In September 1914, just one month after entering the First World War, Canada sent one aircraft of the Canadian Aviation Corps to England.
It was only a decade after the first controlled powered flight, and military use of aircraft was still in its infancy. Italy had used aircraft for reconnaissance photography and to direct artillery fire in the year-long war with Turkey ending in 1912. They had even dropped grenades from aircraft and are credited with the first military aerial bombing.
But at the beginning of the First World War, planes were made from wood and fabric and were hardly robust. Canada’s first military aircraft reportedly disintegrated soon after landing. Any Canadian who wanted to fly had to join the Royal Air Force.
The war spurred exponential development of aircraft technology. Soon planes were more than eyes in the air, and were armed and used for ground attacks, dog fights and anti-submarine patrols.
More than 22,000 Canadians served as pilots, observers and mechanics in the RAF by the time the war ended, collectively earning more than 800 decorations for valour, including three Victoria Crosses. Canada produced 171 air aces, pilots or gunners who destroyed five or more enemy aircraft or air ships. About 1,600 Canadian airmen died during the war.
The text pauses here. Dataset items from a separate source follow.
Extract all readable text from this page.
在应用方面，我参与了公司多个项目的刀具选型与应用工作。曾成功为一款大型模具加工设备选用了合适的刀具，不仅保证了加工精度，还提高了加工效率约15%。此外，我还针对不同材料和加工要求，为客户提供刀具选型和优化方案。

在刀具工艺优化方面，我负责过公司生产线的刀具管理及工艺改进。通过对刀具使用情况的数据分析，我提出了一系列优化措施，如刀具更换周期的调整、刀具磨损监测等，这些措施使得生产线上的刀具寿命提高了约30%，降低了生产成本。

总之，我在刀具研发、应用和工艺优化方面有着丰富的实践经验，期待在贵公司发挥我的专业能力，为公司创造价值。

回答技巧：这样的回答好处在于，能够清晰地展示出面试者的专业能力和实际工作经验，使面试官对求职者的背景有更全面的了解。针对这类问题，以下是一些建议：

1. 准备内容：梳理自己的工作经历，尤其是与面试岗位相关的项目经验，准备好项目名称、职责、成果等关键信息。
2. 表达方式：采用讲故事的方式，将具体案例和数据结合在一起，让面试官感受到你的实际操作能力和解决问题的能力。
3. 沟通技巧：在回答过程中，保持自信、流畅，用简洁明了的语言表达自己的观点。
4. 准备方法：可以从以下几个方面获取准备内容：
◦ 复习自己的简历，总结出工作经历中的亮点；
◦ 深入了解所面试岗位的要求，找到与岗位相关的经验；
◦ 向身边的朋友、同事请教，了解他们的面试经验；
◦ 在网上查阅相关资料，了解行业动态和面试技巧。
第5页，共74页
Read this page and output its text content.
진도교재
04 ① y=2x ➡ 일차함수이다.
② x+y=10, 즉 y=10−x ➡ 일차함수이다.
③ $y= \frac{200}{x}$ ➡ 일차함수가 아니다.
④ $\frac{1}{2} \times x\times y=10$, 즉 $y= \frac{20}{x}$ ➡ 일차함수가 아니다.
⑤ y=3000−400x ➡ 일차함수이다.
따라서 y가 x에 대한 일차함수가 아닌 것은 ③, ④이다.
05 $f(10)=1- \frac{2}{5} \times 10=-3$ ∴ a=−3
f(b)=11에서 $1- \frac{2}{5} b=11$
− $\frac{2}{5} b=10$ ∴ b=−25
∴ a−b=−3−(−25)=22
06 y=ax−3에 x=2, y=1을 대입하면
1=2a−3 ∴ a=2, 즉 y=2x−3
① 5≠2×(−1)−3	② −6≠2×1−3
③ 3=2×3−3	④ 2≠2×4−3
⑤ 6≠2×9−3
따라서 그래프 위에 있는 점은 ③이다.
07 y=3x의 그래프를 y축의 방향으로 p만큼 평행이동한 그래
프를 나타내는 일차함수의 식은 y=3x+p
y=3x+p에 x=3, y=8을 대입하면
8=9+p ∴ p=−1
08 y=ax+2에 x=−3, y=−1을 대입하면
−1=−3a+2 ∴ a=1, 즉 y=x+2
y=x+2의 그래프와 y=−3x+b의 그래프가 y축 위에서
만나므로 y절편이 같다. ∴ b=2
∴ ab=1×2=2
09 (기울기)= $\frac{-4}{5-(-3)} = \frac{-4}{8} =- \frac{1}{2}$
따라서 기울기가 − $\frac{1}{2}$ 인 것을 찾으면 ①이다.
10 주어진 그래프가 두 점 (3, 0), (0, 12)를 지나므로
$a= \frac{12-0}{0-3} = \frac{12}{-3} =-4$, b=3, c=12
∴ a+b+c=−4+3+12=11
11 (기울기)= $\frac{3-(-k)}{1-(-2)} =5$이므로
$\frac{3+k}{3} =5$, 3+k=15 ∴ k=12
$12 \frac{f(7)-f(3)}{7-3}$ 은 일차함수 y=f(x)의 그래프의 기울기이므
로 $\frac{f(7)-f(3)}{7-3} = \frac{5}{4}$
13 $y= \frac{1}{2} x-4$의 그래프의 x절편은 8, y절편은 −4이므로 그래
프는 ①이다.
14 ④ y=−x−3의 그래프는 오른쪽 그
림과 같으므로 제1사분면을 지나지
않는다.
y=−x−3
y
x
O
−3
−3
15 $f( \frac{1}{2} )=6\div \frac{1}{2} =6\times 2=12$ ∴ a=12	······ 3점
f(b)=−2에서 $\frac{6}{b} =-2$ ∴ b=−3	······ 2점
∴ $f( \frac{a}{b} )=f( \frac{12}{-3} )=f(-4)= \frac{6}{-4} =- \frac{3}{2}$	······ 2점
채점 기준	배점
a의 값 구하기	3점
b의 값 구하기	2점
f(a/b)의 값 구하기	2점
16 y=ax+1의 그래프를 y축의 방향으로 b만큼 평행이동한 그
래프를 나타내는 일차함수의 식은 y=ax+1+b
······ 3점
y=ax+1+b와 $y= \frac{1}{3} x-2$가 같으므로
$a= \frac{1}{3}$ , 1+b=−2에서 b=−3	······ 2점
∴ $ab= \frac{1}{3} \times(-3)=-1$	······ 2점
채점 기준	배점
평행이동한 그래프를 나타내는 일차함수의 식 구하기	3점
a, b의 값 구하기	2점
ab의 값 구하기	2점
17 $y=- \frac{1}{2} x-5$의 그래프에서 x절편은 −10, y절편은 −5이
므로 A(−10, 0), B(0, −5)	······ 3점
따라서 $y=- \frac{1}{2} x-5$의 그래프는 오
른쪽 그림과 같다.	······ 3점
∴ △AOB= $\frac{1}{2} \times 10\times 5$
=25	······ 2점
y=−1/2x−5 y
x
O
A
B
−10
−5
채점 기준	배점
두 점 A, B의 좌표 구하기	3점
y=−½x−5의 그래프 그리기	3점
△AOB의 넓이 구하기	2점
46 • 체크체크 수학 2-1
Near the end of the war, the British Air Ministry authorized an independent Canadian Air Force. Canada chose air ace Billy Bishop, now a lieutenant-colonel, as commander. He began setting up fighter and bomber squadrons, but the war ended before they got off the ground.
Although planes had proved their military value during the war, Canada wrestled with the idea of maintaining a military air force in the following peace. The Air Board was established in 1919 to control civilian, government and military flight within Canada.
The board created the Canadian Air Force in 1920 as a small air militia employing wartime pilots flying surplus British aircraft. It was absorbed into the new Department of National Defence in 1923, and the CAF became responsible for civilian as well as military aviation.
On April 1, 1924, the Royal Canadian Air Force was created, but it wasn’t until the 1930s that it became purely military. In 1938, it achieved separate service status equal to the Canadian army and navy. At the beginning of the Second World War, the RCAF had about 4,000 personnel, but few of its 270 aircraft were modern. That changed quickly.
Canada ended the Second World War with the fourth largest air force, with more than 215,000 personnel. It had produced more than 16,000 military aircraft and had trained more than 131,000 air crew in the British Commonwealth Air Training Program.